Podcast: Listen In On My Latest About... Everything
Plus, how I got here, where I'm going and why you should "Respect the Risk." Plus, a special note for premium subscribers... and what you may have missed last week.
Not yet a paid subscriber to Herb on the Street and my Red Flag Alerts? Join the growing club, now in the hundreds, who want to avoid the biggest mistake investors make… or just want to understand the concept of risk. You can find out more and how to subscribe right here. If you would prefer to pay with soft dollars, or participate in an upper tier, please contact me directly.
Also, if you already are a premium subscriber… keep an eye out for an upcoming “Important Announcement” from me. If you don’t see it the first time, you’ll be reminded a second… possibly third!
If you’ve got an hour to spare…
I think that every podcast naive enough to have me as a guest is a great podcast, but every now and then I do an interview that I enjoy more than the last. (I should create a link to all of them, which are scattered among my posts, because strung together they provide good insight into who I am and how I really think… assuming you’ve been wondering.)
The most recent with the Steve Curley and Chris Cannon of the Investors First Podcast is now firmly among them.
If you’re not familiar with Steve and Chris, neither was I. And after spending time with them, I’m stunned our paths never crossed… and I will make sure they do again in the future. They both have deep careers in the investment industry.
They started the podcast six years ago as part of the CFA Society of Orlando. Since then, these guys from central Florida – the state I couldn’t wait to leave around 50 years ago – have built quite a following. But more than that – just look at their body of work: it’s a Who’s Who of the Who’s Who of investing.
I just listened to their 2020 interview with author/investor Morgan Housel while driving and almost ran off the road during a discussion on creativity and writing… because it was as if he had eavesdropped on my private conversations with friends about the who, what, when, where, why – and sometimes how – I do what I do.

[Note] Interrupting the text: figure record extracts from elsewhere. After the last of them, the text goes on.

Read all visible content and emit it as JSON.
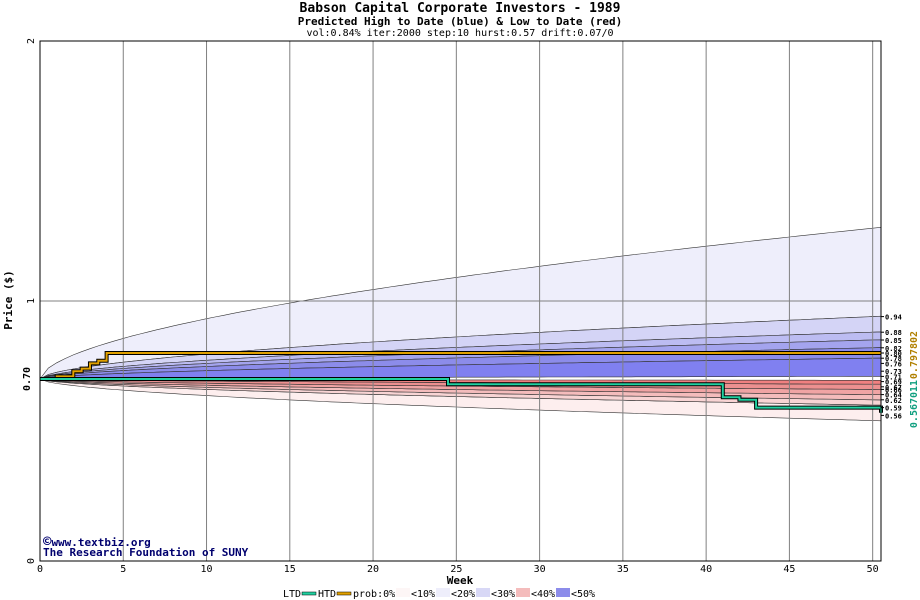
{
  "title": "Babson Capital Corporate Investors - 1989",
  "subtitle": "Predicted High to Date (blue) &  Low to Date (red)",
  "params": "vol:0.84% iter:2000 step:10 hurst:0.57 drift:0.07/0",
  "credit": {
    "copyright_symbol": "©",
    "site": "www.textbiz.org",
    "org": "The Research Foundation of SUNY"
  },
  "colors": {
    "blue_band": "#8080f0",
    "red_band": "#f08080",
    "htd_line": "#e0a000",
    "ltd_line": "#20d0a0",
    "grid": "#808080"
  },
  "chart_data": {
    "type": "line",
    "title": "Babson Capital Corporate Investors - 1989",
    "subtitle": "Predicted High to Date (blue) &  Low to Date (red)",
    "xlabel": "Week",
    "ylabel": "Price ($)",
    "xlim": [
      0,
      50.5
    ],
    "ylim": [
      0,
      2
    ],
    "x_ticks": [
      "0",
      "5",
      "10",
      "15",
      "20",
      "25",
      "30",
      "35",
      "40",
      "45",
      "50"
    ],
    "y_ticks": [
      "0",
      "1",
      "2"
    ],
    "current_price_label": "0.70",
    "current_price": 0.7,
    "grid": true,
    "series": [
      {
        "name": "HTD",
        "color": "#e0a000",
        "x": [
          0,
          1,
          2,
          2.5,
          3,
          3.5,
          4,
          50.5
        ],
        "y": [
          0.7,
          0.71,
          0.73,
          0.74,
          0.76,
          0.77,
          0.8,
          0.8
        ]
      },
      {
        "name": "LTD",
        "color": "#20d0a0",
        "x": [
          0,
          0.5,
          24.4,
          24.5,
          40.8,
          41,
          42,
          43,
          50.5
        ],
        "y": [
          0.7,
          0.7,
          0.7,
          0.68,
          0.68,
          0.63,
          0.62,
          0.59,
          0.57
        ]
      }
    ],
    "end_labels": {
      "htd": "0.797802",
      "ltd": "0.567011",
      "quantiles": [
        "0.94",
        "0.88",
        "0.85",
        "0.82",
        "0.80",
        "0.78",
        "0.76",
        "0.73",
        "0.71",
        "0.69",
        "0.67",
        "0.66",
        "0.64",
        "0.62",
        "0.59",
        "0.56"
      ]
    },
    "legend": {
      "position": "bottom",
      "items": [
        "LTD",
        "HTD",
        "prob:0%",
        "<10%",
        "<20%",
        "<30%",
        "<40%",
        "<50%"
      ]
    }
  }
}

Their guests have featured a few friends, like Barry Ritholtz and Peter Atwater… and Meb Faber, who lives up the road near LA and whose podcast appearance connected me with Steve and Chris. Others include legendary investor Howard Marks, Cliff Asness, Patrick O’Shaugnessy, Michael Mauboussin and the venerable keeper of common sense, Jason Zweig, from the Wall Street Journal.
Definitely worth adding to your list.
Moving On – If You Missed It…
Recent posts from yours truly that might have been buried in your inbox:
Stock Promotions Gone Wild. It’s my take on what may very well become a poster child of the golden age of grift, which appears to be emerging before our very eyes.
A rare long idea from me, on why one company might be good for a trade… and possibly more. That company, by the way, is Netgear NTGR 0.00%↑, which may be forgotten, but is not entirely gone. Not just is the company in the middle of an attempted little-watched turnaround, but there’s a potential timely catalyst on the horizon that could very well jump-start its shares and accelerate its plans.
The risk of the risk – the Signet edition. This is just a reminder of one of the underlying risks of being overly cautious and avoiding a stock because of the risks. In English: It’s about how even the riskiest stocks can be saved by takeovers and activists. I don’t say it in that piece, but it’s hard for some of us to forget how heavily shorted, highly flawed Questcor was acquired by Mallinckrodt. Those are two names many of you either have never heard of or have conveniently blocked out of your brains. But it was quite a story. If the risk of any heavily shorted company is that it is saved by a takeover, Questcor was the unlikeliest of unlikely to find a suitor. If for no other reason: it was under investigation by multiple federal agencies. Nobody buys that kind of uncertainty. Then along came Mallinckrodt, which thought it knew better and could turn trouble into treasure. Long story short: Six years later Mallinckrodt filed for Chapter 11 bankruptcy reorg. Big moral to that story, kids.
DISCLAIMER: This is solely my opinion based on my observations and interpretations of events, based on published facts and filings, and should not be construed as personal investment advice. (Because it isn’t!)